Die Rache der Medica (Die Medica-Reihe) (German Edition)
»Jeronimus – was hast du zu berichten?«
Er richtete sich auf, wagte aber nicht, seinem Gegenüber in die Augen zu sehen, und hielt den Blick auf den Boden gerichtet. »Dass die junge Frau, die Medica genannt wird, sich hier in der Stadt aufhält, Euer Gnaden.«
»Und warum glaubst du, das könnte für mich von Interesse sein?«
»Weil sie wieder anfangen will, als Heilerin tätig zu sein.«
»Will sie das?«
»O ja! Zusammen mit ihrem Begleiter, Bruder Thomas.«
Ohne sich umzudrehen, hob der Mann vor dem Kamin, der Jeronimus bisher den Rücken zugekehrt hatte, seine linke beringte Hand und stellte mit leiser Stimme seine erste Frage. »Woher willst du das wissen?«
»Verzeiht, Euer Eminenz, aber ich bin Knochenhauer auf Burg Greifenklau, und diese Anna ist auf der Burg eingezogen. Greifenklau ist nicht groß, da bleibt nichts verborgen.«
»Aber sie wird dir kaum ihre Pläne verraten haben, oder, Knochenhauer?«, fragte die Stimme, die tief aus dem pelzverbrämten Mantel zu kommen schien.
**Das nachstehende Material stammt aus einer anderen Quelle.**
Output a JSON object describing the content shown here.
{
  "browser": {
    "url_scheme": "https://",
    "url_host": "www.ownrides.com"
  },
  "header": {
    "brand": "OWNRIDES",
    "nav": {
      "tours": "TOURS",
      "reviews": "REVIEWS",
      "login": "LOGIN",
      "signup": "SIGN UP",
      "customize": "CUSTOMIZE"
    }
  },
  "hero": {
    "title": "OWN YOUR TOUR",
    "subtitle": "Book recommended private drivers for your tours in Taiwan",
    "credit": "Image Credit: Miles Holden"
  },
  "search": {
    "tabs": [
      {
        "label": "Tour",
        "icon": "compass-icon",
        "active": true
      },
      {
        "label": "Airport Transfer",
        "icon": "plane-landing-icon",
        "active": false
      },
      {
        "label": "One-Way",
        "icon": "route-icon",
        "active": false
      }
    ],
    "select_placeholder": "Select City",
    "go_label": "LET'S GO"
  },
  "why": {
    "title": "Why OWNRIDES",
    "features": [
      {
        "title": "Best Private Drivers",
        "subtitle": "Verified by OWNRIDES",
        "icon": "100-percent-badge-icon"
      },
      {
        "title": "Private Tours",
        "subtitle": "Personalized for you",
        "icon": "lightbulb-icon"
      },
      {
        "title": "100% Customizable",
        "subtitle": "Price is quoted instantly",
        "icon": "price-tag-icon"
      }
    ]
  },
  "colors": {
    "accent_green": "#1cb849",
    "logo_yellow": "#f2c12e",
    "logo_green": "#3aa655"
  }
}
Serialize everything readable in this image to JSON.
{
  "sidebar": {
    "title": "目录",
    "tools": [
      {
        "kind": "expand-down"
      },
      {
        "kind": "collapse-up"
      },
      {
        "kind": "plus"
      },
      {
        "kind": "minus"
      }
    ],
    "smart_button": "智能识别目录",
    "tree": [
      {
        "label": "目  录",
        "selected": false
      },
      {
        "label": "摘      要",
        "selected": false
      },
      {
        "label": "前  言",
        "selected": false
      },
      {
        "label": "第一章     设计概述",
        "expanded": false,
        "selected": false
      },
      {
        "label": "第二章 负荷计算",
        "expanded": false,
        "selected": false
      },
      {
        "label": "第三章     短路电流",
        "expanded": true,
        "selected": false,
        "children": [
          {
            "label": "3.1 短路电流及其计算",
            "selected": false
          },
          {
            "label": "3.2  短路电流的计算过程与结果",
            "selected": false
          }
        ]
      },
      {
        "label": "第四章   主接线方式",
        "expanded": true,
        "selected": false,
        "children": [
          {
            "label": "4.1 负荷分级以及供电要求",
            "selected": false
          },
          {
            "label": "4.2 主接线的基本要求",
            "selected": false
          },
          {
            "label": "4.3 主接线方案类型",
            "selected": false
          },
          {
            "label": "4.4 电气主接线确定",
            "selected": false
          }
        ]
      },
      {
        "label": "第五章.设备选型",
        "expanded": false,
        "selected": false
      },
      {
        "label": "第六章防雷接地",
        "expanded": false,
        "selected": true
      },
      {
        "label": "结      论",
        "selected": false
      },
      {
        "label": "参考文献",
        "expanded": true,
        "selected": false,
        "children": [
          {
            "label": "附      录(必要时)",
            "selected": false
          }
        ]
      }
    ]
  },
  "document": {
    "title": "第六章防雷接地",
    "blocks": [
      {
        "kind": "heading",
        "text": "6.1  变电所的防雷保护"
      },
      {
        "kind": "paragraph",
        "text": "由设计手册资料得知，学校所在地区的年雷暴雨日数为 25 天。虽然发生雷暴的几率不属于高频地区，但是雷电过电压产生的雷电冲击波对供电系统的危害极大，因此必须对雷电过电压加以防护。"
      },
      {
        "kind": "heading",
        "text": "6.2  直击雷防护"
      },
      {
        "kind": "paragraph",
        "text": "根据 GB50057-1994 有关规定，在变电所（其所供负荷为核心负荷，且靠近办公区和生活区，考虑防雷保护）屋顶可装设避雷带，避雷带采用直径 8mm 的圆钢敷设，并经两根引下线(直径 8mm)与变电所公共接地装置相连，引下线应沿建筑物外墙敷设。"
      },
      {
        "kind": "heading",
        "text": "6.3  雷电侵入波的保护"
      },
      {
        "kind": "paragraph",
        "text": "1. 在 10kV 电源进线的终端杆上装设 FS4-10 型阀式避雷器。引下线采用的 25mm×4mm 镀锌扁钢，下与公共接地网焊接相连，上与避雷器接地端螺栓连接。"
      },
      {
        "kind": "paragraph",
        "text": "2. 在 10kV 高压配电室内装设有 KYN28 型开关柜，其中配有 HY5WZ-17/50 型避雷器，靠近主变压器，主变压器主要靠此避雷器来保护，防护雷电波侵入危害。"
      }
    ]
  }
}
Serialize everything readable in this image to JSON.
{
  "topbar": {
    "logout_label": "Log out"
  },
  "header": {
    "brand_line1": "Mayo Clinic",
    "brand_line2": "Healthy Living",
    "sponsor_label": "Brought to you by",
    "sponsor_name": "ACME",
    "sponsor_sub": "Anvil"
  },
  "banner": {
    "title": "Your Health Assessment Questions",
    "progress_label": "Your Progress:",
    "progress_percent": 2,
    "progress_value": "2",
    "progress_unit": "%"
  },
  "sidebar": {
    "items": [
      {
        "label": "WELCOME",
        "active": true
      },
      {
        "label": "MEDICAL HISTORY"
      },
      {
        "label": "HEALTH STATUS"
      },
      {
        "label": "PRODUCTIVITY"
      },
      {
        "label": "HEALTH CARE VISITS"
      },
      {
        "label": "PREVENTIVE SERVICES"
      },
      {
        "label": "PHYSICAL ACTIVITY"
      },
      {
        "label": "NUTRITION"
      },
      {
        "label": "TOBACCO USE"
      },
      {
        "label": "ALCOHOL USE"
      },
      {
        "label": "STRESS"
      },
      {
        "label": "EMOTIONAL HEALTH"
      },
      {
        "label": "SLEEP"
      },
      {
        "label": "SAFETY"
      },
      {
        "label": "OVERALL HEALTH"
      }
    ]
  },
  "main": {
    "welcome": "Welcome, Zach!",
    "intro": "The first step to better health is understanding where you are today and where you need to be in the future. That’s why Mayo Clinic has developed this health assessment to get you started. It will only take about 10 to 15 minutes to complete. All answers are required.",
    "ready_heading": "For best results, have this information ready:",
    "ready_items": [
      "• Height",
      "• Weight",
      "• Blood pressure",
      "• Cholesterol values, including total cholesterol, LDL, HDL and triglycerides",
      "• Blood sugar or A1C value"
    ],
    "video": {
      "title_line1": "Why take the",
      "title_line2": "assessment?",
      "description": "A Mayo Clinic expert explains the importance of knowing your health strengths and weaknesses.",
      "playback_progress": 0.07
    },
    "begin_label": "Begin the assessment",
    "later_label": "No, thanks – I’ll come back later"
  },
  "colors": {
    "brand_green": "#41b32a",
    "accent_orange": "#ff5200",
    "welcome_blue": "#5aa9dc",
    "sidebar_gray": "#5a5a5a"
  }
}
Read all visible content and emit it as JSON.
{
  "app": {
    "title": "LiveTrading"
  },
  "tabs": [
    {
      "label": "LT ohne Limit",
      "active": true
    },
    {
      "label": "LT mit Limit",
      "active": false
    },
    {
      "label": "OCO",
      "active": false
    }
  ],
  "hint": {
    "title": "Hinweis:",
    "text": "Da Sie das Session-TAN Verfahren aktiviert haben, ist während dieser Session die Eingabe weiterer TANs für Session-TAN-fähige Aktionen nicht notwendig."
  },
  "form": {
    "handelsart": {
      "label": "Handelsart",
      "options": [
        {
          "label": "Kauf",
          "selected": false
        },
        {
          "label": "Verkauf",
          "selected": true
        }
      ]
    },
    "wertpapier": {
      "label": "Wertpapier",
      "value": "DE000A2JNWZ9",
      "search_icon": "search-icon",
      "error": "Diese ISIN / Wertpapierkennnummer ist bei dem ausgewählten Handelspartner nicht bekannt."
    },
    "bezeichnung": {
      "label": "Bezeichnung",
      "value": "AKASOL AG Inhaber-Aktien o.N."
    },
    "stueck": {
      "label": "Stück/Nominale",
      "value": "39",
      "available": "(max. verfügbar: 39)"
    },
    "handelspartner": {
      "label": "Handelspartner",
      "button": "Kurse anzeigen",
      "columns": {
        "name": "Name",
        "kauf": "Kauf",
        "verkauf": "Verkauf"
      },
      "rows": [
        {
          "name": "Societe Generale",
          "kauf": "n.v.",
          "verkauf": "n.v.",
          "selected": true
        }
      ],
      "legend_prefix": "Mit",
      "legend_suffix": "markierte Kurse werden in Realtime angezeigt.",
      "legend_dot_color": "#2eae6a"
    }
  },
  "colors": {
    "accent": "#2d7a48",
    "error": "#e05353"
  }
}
»Nein, natürlich nicht. Aber ich kann eins und eins zusammenzählen.«
Einen Augenblick lang war nur das Knistern und Knacken des Feuers im Kamin zu hören. Jeronimus gefror das Blut in den Adern – war er zu forsch gewesen mit seiner Antwort, zu dreist in Gegenwart des Erzbischofs, der, so war allgemein bekannt, keine Widerworte oder Widerspruch duldete, schon gar nicht von so einem unbedeutenden kleinen Sünder wie Jeronimus? Er sah hilfesuchend zu Pater Severin, aber der sagte kein Wort und stand nur wie ein gedrungener Fels mit verschränkten Armen da.
Der große Mann vor dem Feuer drehte sich schließlich um und kam auf Jeronimus zu. Erst jetzt war sein Gesicht zu erkennen. Sein Bart war perfekt getrimmt, durchzogen von silbernen Fäden. Seine Hände spielten unentwegt mit den Kugeln eines Rosenkranzes aus Bernstein, und sein violettes Pileolus saß akkurat auf dem dunklen Haarschopf. Erzbischof Konrad von Hochstaden. Er trat so nahe an Jeronimus heran, dass er mit seiner Nase fast die von Jeronimus berührte, und durchbohrte ihn mit einem forschenden Blick aus pechschwarzen Augen.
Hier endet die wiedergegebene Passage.